Director: Paul Feig

Starring: Melissa McCarthy, Jason Statham, Rose Byrne, Miranda Hart, Jude Law, Alison Janney, Bobby Cannavale

Written by: Paul Feig

Running Time: 12o mins

Cert: 15

Release date: 5th June 2015

I was beginning to worry a little about Melissa McCarthy’s career. What started out as promising in her scene stealing role in Bridesmaids, she hasn’t shown her full potential since, usually playing foul-mouthed, dim-wits and usually second fiddle to some other bigger name. Now I can stop worrying because Spy allows her full reins to run the show and she does it effortlessly, in what could be the funniest comedy this year. It’s certainly the funniest comedy in a long while.

Desk-bound CIA analyst Susan Cooper has watched for years on the sidelines as her hunky spy, Bradley Fine, becomes the hero of the day while she guides him through the various scenarios. Now that a nuclear bomb has been stolen and all the agents identities reveals by ruthless Raina Boyanov, Susan puts herself forward to try to track down the missing weapon. What she doesn’t realise is once out in the field, this mild-mannered lady must become a ruthless killing machine.

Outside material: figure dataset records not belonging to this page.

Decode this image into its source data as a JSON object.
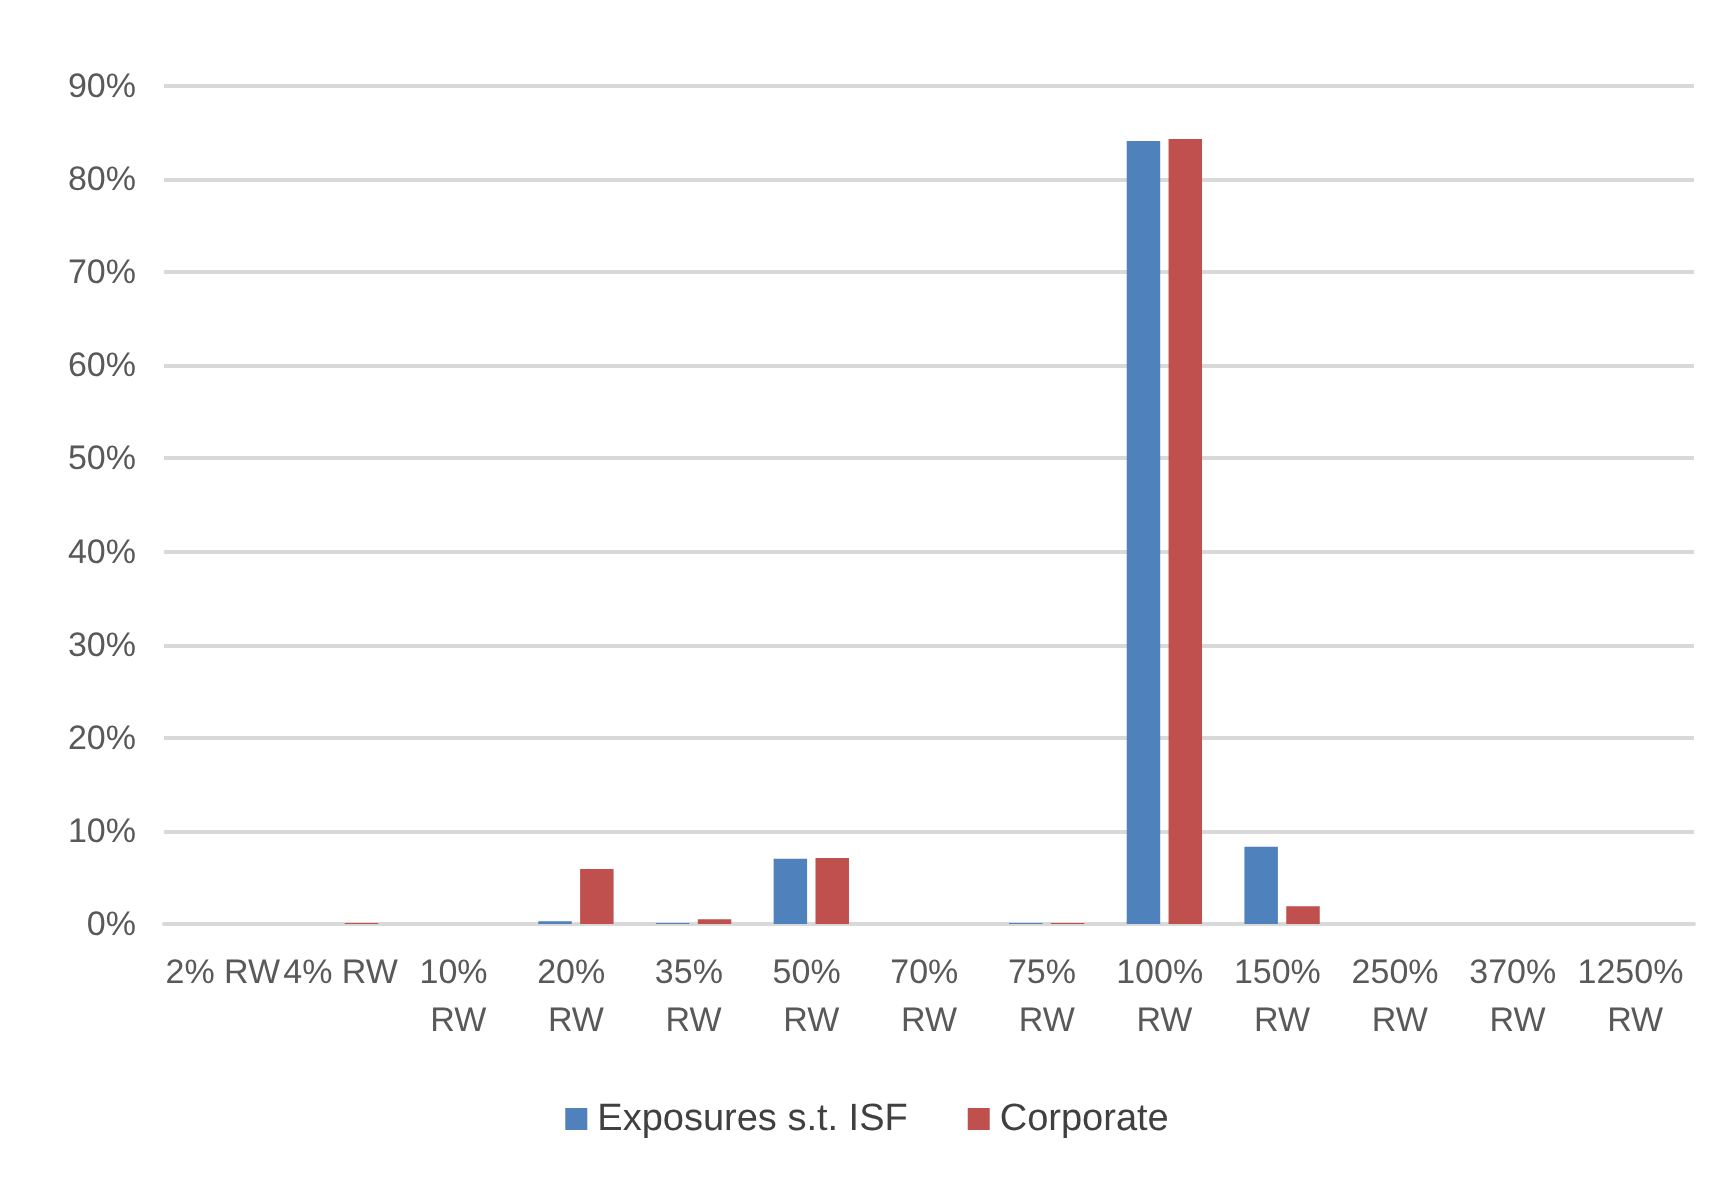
{
  "chart_data": {
    "type": "bar",
    "categories": [
      "2% RW",
      "4% RW",
      "10% RW",
      "20% RW",
      "35% RW",
      "50% RW",
      "70% RW",
      "75% RW",
      "100% RW",
      "150% RW",
      "250% RW",
      "370% RW",
      "1250% RW"
    ],
    "series": [
      {
        "name": "Exposures s.t. ISF",
        "color": "#4f81bd",
        "values": [
          0,
          0,
          0,
          0.3,
          0.1,
          7,
          0,
          0.1,
          84.1,
          8.3,
          0,
          0,
          0
        ]
      },
      {
        "name": "Corporate",
        "color": "#c0504d",
        "values": [
          0,
          0.1,
          0,
          5.9,
          0.5,
          7.1,
          0,
          0.1,
          84.3,
          1.9,
          0,
          0,
          0
        ]
      }
    ],
    "ylim": [
      0,
      90
    ],
    "yticks": [
      {
        "value": 0,
        "label": "0%"
      },
      {
        "value": 10,
        "label": "10%"
      },
      {
        "value": 20,
        "label": "20%"
      },
      {
        "value": 30,
        "label": "30%"
      },
      {
        "value": 40,
        "label": "40%"
      },
      {
        "value": 50,
        "label": "50%"
      },
      {
        "value": 60,
        "label": "60%"
      },
      {
        "value": 70,
        "label": "70%"
      },
      {
        "value": 80,
        "label": "80%"
      },
      {
        "value": 90,
        "label": "90%"
      }
    ],
    "grid": "y",
    "legend": "bottom"
  }
}
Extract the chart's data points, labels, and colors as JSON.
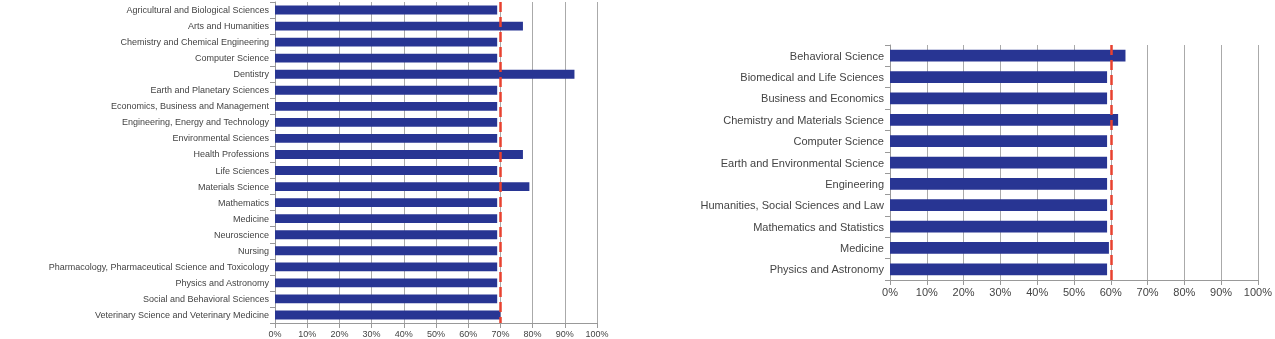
{
  "chart_data": [
    {
      "type": "bar",
      "orientation": "horizontal",
      "categories": [
        "Agricultural and Biological Sciences",
        "Arts and Humanities",
        "Chemistry and Chemical Engineering",
        "Computer Science",
        "Dentistry",
        "Earth and Planetary Sciences",
        "Economics, Business and Management",
        "Engineering, Energy and Technology",
        "Environmental Sciences",
        "Health Professions",
        "Life Sciences",
        "Materials Science",
        "Mathematics",
        "Medicine",
        "Neuroscience",
        "Nursing",
        "Pharmacology, Pharmaceutical Science and Toxicology",
        "Physics and Astronomy",
        "Social and Behavioral Sciences",
        "Veterinary Science and Veterinary Medicine"
      ],
      "values": [
        69,
        77,
        69,
        69,
        93,
        69,
        69,
        69,
        69,
        77,
        69,
        79,
        69,
        69,
        69,
        69,
        69,
        69,
        69,
        70
      ],
      "color": "#283593",
      "xlim": [
        0,
        100
      ],
      "xticks": [
        {
          "value": 0,
          "label": "0%"
        },
        {
          "value": 10,
          "label": "10%"
        },
        {
          "value": 20,
          "label": "20%"
        },
        {
          "value": 30,
          "label": "30%"
        },
        {
          "value": 40,
          "label": "40%"
        },
        {
          "value": 50,
          "label": "50%"
        },
        {
          "value": 60,
          "label": "60%"
        },
        {
          "value": 70,
          "label": "70%"
        },
        {
          "value": 80,
          "label": "80%"
        },
        {
          "value": 90,
          "label": "90%"
        },
        {
          "value": 100,
          "label": "100%"
        }
      ],
      "grid": "x",
      "ref_lines": [
        {
          "axis": "x",
          "value": 70,
          "color": "#e8412f",
          "line_style": "dashed"
        }
      ]
    },
    {
      "type": "bar",
      "orientation": "horizontal",
      "categories": [
        "Behavioral Science",
        "Biomedical and Life Sciences",
        "Business and Economics",
        "Chemistry and Materials Science",
        "Computer Science",
        "Earth and Environmental Science",
        "Engineering",
        "Humanities, Social Sciences and Law",
        "Mathematics and Statistics",
        "Medicine",
        "Physics and Astronomy"
      ],
      "values": [
        64,
        59,
        59,
        62,
        59,
        59,
        59,
        59,
        59,
        59.5,
        59
      ],
      "color": "#283593",
      "xlim": [
        0,
        100
      ],
      "xticks": [
        {
          "value": 0,
          "label": "0%"
        },
        {
          "value": 10,
          "label": "10%"
        },
        {
          "value": 20,
          "label": "20%"
        },
        {
          "value": 30,
          "label": "30%"
        },
        {
          "value": 40,
          "label": "40%"
        },
        {
          "value": 50,
          "label": "50%"
        },
        {
          "value": 60,
          "label": "60%"
        },
        {
          "value": 70,
          "label": "70%"
        },
        {
          "value": 80,
          "label": "80%"
        },
        {
          "value": 90,
          "label": "90%"
        },
        {
          "value": 100,
          "label": "100%"
        }
      ],
      "grid": "x",
      "ref_lines": [
        {
          "axis": "x",
          "value": 60,
          "color": "#e8412f",
          "line_style": "dashed"
        }
      ]
    }
  ]
}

Writer and director Paul Feig, who has already given us Bridesmaids and The Heat, as well as helming the new Ghostbusters, has taken the whole spy genre and turned it on its head. Like Kingsman, this is a dizzy mix of laugh-out-loud comedy and graphic violence, yet here the gore factor is not as prevalent although the action is firmly in place.

Having the feel of a Bond film, from the full orchestration and Maurice Binder-style opening credits, to the joyful bouncing from one country to another, this never once takes itself too seriously, even if the subject of nuclear weapons are mentioned. It’s also gloriously female heavy, allowing four very smart and witty women taking centre-stage.

Melissa McCarthy shines. Giving her plenty of room to go from the cute and down-trodden, to the fast-talking, acid-tongue agent, McCarthy is allowed opportunity to ad-lib, which she relishes with glee. Along side her is our very own Miranda Hart, making her Hollywood debut. Playing her best friend, the two females bounce off each other like old school friends, with Hart being, well, Miranda.

Rose Byrne reunites with McCarthy after their Bridesmaid stint, as the devilish villainess. With her enormous hair and skin-tight outfits, she looks like she’s having the best time ever going all bad. Another bonus is the ever reliable Alison Janney as the CIA boss. No matter how small or large the role, Janney gives it everything and here its no exception. Maybe one day, they will see her potential as a possible lead.

The males don’t come out too bad either. Jude Law gets to play Bond-ish as a handsome and smooth CIA operative with the dinner jackets and his handiness with a gun, while Jason Statham almost steals the whole film from under everyone’s noses with a superb piece of self-mockery, as a tough, straight-talking spy with a hundred horror stories who may come out with all the bravado but in most cases is utterly useless. It’s great to see The Stath in comic form and he needs to show this side more often.

Spy is a big, fat crowd-pleaser in every way. It is genuinely funny, has plenty of exciting moments and enough staying power for a few more movies in the future. It’s not perfect: it relies heavily of being very swearing for some of the laughs and it does dip slightly in the middle but that can all be forgiven, In a time when comedies haven’t been that funny recently, it’s so refreshing to see a film where the audience are not just tittering but belly laughing. It also bodes well for the new Ghostbusters film.